Sunday, May 9, 2010

On staff at a National Lab

In terms of day to day, the life of a postdoc at a National Lab (NL) is very similar to that of a postdoc in academia (as far as I can tell from observing postdocs when I was a student), except there are no students. This means that postdocs are at the bottom of the status chain, except for summer students.

Once you change over to staff, though, your day to day experience changes a lot. First of all, now you are required to do service commitments. This can be serving on committees, doing science-related administrative tasks (safety coordinator, internal review organizer, running the seminars, etc), and is kind of similar to academic service. This is supposed to take up 20% of your time, but as always, it varies by whatever the task is. As a new staff member, you are on probation. Your probationary period lasts 3 years, after which you are much harder to get rid of. It is kind of like tenure, but the bar is much lower. Just do your job, and you are pretty sure to make it.

As a staff member, you are now required to have at least 2 publications per year (at least one is supposed to be first author until you reach a managerial level). Furthermore, most staff members work on 2 or more projects. This is by design at my old lab, where we could only pull 50% of salary from any one grant. You also need to raise money. At many labs, you are soft money, and must raise salary + 200-300% to be fully covered. You also need to cover whatever supplies you need (though at the lab, you will likely have access to any equipment you can think of, so you likely won't need to travel unless you need something really specialized). This can be difficult in times of lean budgets (like the past decade in physical science). As a result, I knew people who were paid from 4 different grants. They were supposed to work one day a week on each project, plus one for service (which is just insane!). Once you raise your own salary, any additional money can be used to pay other staff to work on your project, or to hire postdocs. If you are at a hard money lab, you just need to raise money for postdocs and supplies.

You can pretty much work on anything you can get funded, which is great. However, the high overhead means that it is not worth the effort to apply for anything less that $300k/year or so. If you don't have enough funding to work on your own projects, you need to find something else that has funding to work on. In practice, this will be found for you, but it may be something you don't want to do. This is how deadwood gets traded around form project to project.

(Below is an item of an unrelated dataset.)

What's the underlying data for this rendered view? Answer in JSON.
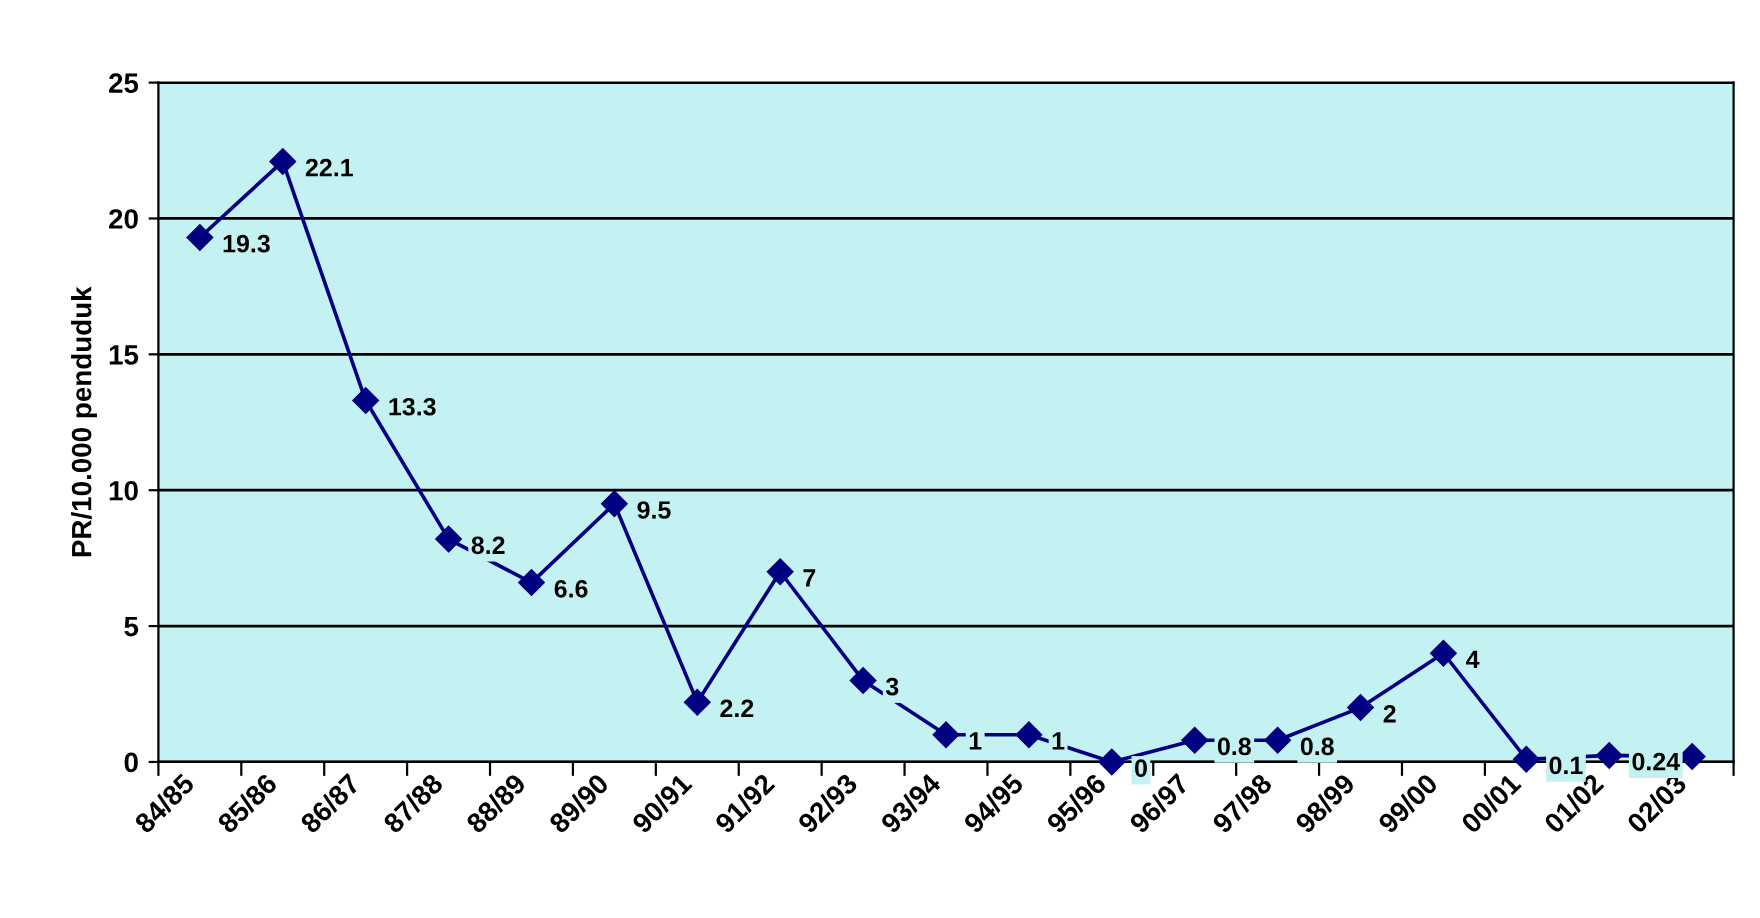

Where can we get money? Lots of places, but some won't pay federal salaries (even if you are soft money) like the NIH. Staff at NLs compete for lab directed funds (LDR or internal research), which cover 50% or so of salary at my old lab. The rest comes from DoD, DoE, industrial collaborations, DARPA, USDA, NASA, and other similar agencies that will fund NL research. NSF is strictly educational (as so off limits), and many Federal sources are not really large enough to pay anything other than a postdoc in practive (NASA, USDA, FDA). Fortunately DoD and DoE have some "intramural" funds which are designated for NL research. On the whole, the job is a lot like an academic position, only you will still work at the bench for quite a while after becoming a PI. This is what makes it great training for a future academic career!